その後何度か妻の携帯に電話してみたが無しの礫で、妻の急な心変わりと慰謝料を請求されたため、仕方なく弁護士を雇って離婚調停を行うことにした。
しかし、弁護士が実家に戻っているはずの妻を訪ねていくと、妻は実家に帰っていなかった。
仕方がないので興信所を雇って、妻の現在住居を探してみると、男と同棲していることが分かった。
さらに調べを進めていくと、同棲している男は妻の会社の上司で、もう5年前から部屋を借りて同居状態にあったという。
いわゆる通い妻状態だった。
俺はそんなことになっているとはまるで気づいていなかった。
妻と俺は共働きで、お互いにやりたい仕事を続けたいということで、結婚してからも妻は前職を続けていた。

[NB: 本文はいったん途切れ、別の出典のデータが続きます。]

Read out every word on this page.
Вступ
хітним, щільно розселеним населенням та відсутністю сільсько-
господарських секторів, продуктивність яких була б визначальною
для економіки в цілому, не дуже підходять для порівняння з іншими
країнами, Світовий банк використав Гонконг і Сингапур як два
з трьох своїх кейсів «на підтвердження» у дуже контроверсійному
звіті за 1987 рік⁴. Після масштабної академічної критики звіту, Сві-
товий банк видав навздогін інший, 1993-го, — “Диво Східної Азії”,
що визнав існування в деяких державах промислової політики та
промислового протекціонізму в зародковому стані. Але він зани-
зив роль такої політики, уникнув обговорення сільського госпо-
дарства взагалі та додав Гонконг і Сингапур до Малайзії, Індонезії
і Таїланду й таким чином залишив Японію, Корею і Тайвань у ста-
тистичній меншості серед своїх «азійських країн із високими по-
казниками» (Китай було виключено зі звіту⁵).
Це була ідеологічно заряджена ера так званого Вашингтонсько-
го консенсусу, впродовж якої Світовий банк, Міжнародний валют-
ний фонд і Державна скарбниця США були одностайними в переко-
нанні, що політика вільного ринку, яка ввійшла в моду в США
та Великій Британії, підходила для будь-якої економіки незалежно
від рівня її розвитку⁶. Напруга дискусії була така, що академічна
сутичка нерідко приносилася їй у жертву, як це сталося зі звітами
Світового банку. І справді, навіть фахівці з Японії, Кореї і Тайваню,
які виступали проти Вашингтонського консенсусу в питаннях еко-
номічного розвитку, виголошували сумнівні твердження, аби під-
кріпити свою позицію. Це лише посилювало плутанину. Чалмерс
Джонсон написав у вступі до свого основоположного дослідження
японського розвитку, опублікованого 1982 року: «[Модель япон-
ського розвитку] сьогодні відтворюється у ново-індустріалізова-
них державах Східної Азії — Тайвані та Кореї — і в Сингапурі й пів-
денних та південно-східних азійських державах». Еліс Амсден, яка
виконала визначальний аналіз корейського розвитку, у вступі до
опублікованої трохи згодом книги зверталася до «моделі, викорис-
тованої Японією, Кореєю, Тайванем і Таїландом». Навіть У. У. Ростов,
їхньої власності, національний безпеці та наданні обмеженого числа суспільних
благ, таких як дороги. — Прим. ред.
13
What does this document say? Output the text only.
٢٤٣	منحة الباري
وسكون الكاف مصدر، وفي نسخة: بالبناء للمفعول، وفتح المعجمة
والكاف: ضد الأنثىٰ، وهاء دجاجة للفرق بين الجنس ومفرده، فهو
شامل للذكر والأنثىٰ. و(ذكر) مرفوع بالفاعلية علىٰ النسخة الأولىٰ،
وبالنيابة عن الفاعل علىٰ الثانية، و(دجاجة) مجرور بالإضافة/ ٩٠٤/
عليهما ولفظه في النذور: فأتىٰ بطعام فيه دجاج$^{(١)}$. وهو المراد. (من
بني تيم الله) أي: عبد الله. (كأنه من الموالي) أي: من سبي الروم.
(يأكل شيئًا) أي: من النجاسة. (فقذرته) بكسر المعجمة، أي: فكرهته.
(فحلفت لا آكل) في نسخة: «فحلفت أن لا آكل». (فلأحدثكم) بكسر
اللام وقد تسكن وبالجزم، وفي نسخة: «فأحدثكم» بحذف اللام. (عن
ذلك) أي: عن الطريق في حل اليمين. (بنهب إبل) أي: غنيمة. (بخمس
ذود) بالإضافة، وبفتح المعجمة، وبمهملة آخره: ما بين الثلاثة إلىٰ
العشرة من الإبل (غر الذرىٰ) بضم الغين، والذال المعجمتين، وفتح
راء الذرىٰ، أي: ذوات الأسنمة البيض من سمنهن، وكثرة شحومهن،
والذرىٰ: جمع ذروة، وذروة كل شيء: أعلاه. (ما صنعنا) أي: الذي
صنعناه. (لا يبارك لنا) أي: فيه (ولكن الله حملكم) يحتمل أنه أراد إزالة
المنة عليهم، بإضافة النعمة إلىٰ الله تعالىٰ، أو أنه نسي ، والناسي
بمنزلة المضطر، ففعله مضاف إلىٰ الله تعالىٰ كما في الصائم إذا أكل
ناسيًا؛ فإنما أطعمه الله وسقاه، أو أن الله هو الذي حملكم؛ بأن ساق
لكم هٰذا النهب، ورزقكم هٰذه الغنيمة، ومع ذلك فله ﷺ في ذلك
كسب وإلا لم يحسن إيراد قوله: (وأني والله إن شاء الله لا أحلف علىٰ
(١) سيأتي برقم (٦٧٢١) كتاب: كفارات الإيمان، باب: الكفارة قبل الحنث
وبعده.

確かに俺は海外出張なども多く、国内でも日本中を飛び回っていたので、月に3日ぐらいしか家にいない時もあった。
そのうち、妻も仕事で出張などが続き、もうずいぶんと前からあまり顔を合わすこともなかった。
つまり、そういうことだ。
俺は浮気の証拠を調べてもらい、モラハラ、パワハラで訴えるという相手の弁護士に対して、こちらからも浮気で訴えて慰謝料請求をさせてもらうと伝えた。
しばらく妻からしつこいくらいの電話と訪問があったがすべて無視した。
おかげでノイローゼになりかけた。
弁護士の勧めもあり、早い段階で離婚届けは提出しておいた。
そのため、家にまで押しかけて文句を大声で言い放つ妻は、近所の人の通報で警察に連行され、相手の弁護士経由で謝罪があった。
その離婚についての諸々が片付いたのが先週の水曜日。
全面的にこちらの主張が認められ、元妻と間男から300万円ずつの600万円と、妻が相手に貢いで使い込んでいた俺の貯金400万円ほども取り返せた。
俺をATMとでも思ってたのかね。
そんな愛も根も尽き果てた状態が、今の俺だ。
同僚から心配されるのも気づいていたが、何ともならなかった。
俺はこの半年をざっと思い返し、気分を変えて早瀬と飲みに出かけた。